La mañana del 25 de octubre de 2014 —sábado—, Diego Bernal entregó 100 euros a un quiosquero de la calle Florida de Buenos Aires. Los 1500 pesos argentinos que el tipo le devolvió doblados por la mitad y enrollados en una goma resultaron un cambio extraordinariamente ventajoso en comparación con el que ofrecían en la sucursal oficial del Puerto Madero. A las 12.10, y con Las lágrimas de San Pedro ya a resguardo en el Museo Nacional de Buenos Aires, Bernal tomó por vez primera el buque que parte en dos el río de la Plata. Disponía de dos días sin obligaciones laborales, así que decidió viajar hasta el Cabo Polonio. La escucha de 12 segundos de oscuridad había confirmado sus sensaciones a ras de cielo. Estaba obsesionado con el disco.

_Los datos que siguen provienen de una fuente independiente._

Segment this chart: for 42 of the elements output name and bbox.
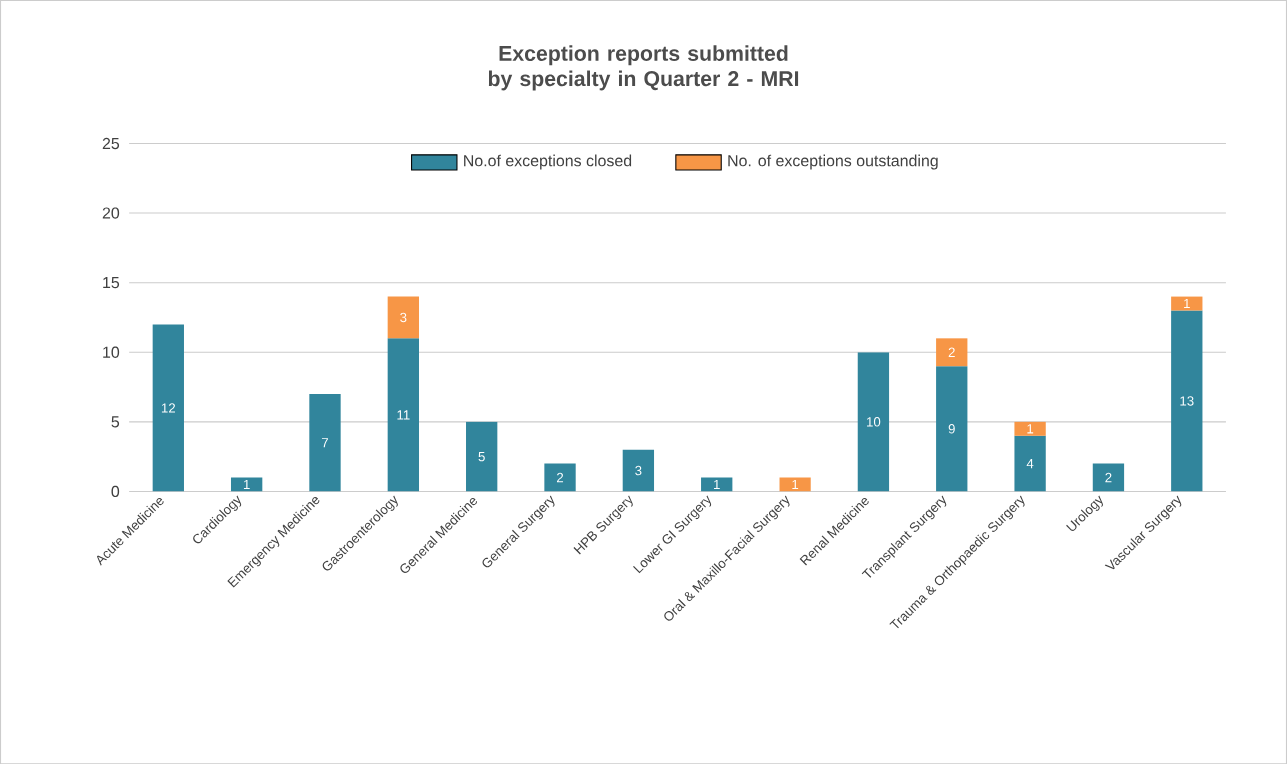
bar — [387, 338, 420, 492]
bar — [1014, 435, 1046, 492]
y-tick-label: 0 — [111, 485, 120, 497]
data-label: 9 — [948, 423, 955, 434]
data-label: 13 — [1180, 396, 1194, 406]
bar — [857, 352, 890, 492]
data-label: 1 — [1027, 424, 1034, 434]
data-label: 11 — [397, 410, 410, 420]
bar — [309, 393, 341, 492]
y-tick-label: 20 — [102, 207, 120, 219]
bar — [152, 324, 184, 492]
bar — [1092, 463, 1125, 492]
data-label: 3 — [400, 312, 407, 323]
data-label: 12 — [161, 403, 176, 413]
bar — [936, 338, 968, 367]
data-label: 1 — [1184, 298, 1190, 308]
bar — [622, 449, 655, 492]
y-tick-label: 25 — [102, 137, 120, 149]
bar — [1171, 296, 1203, 311]
data-label: 7 — [321, 438, 329, 448]
data-label: 1 — [243, 479, 250, 489]
bar — [1171, 310, 1203, 492]
bar — [1014, 421, 1046, 436]
legend-label: No. of exceptions outstanding — [728, 154, 938, 170]
data-label: 1 — [792, 479, 799, 489]
data-label: 1 — [714, 479, 720, 489]
data-label: 2 — [1105, 472, 1112, 483]
data-label: 3 — [635, 465, 642, 476]
y-tick-label: 10 — [103, 346, 120, 358]
bar — [936, 366, 968, 492]
bar — [387, 296, 420, 339]
y-tick-label: 5 — [111, 416, 120, 428]
data-label: 2 — [557, 472, 564, 483]
bar — [544, 463, 576, 492]
data-label: 10 — [867, 416, 881, 427]
data-label: 4 — [1026, 458, 1034, 469]
chart-title: Exception reports submitted by specialty in Quarter 2 - MRI — [488, 45, 799, 91]
legend-label: No.of exceptions closed — [464, 154, 632, 170]
y-tick-label: 15 — [103, 276, 120, 289]
data-label: 2 — [948, 347, 955, 357]
bar — [466, 421, 498, 492]
data-label: 5 — [478, 451, 485, 462]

Diego Bernal disfrutó del paso de la Argentina al Uruguay, incluso hizo buenas migas con el personal del barco. Pablo Grimaldi, camarero de la cafetería de la primera planta y natural de Salto, capital del departamento uruguayo del mismo nombre, le mostraría con todo tipo de atenciones la ruta que debía seguir para arribar al Cabo.
Bernal tomaría un autobús desde la estación de Tres Cruces de Montevideo a las 7 de la mañana del 26 de octubre de 2014 —domingo—, del cual se apearía 5 horas después, en el kilómetro 264.5 de la ruta 10.
En el Cabo Polonio no hay luces encendidas, ni goteras por grifos abiertos. No hay aglomeraciones, pero sí muchos lugares comunes que pueden inspirar el poemario de un diletante. Hay gaviotas que no se apartan a tu paso, silencio, portazos, gatos asilvestrados y atardeceres y amaneceres que parecen zurcidos por Sorolla.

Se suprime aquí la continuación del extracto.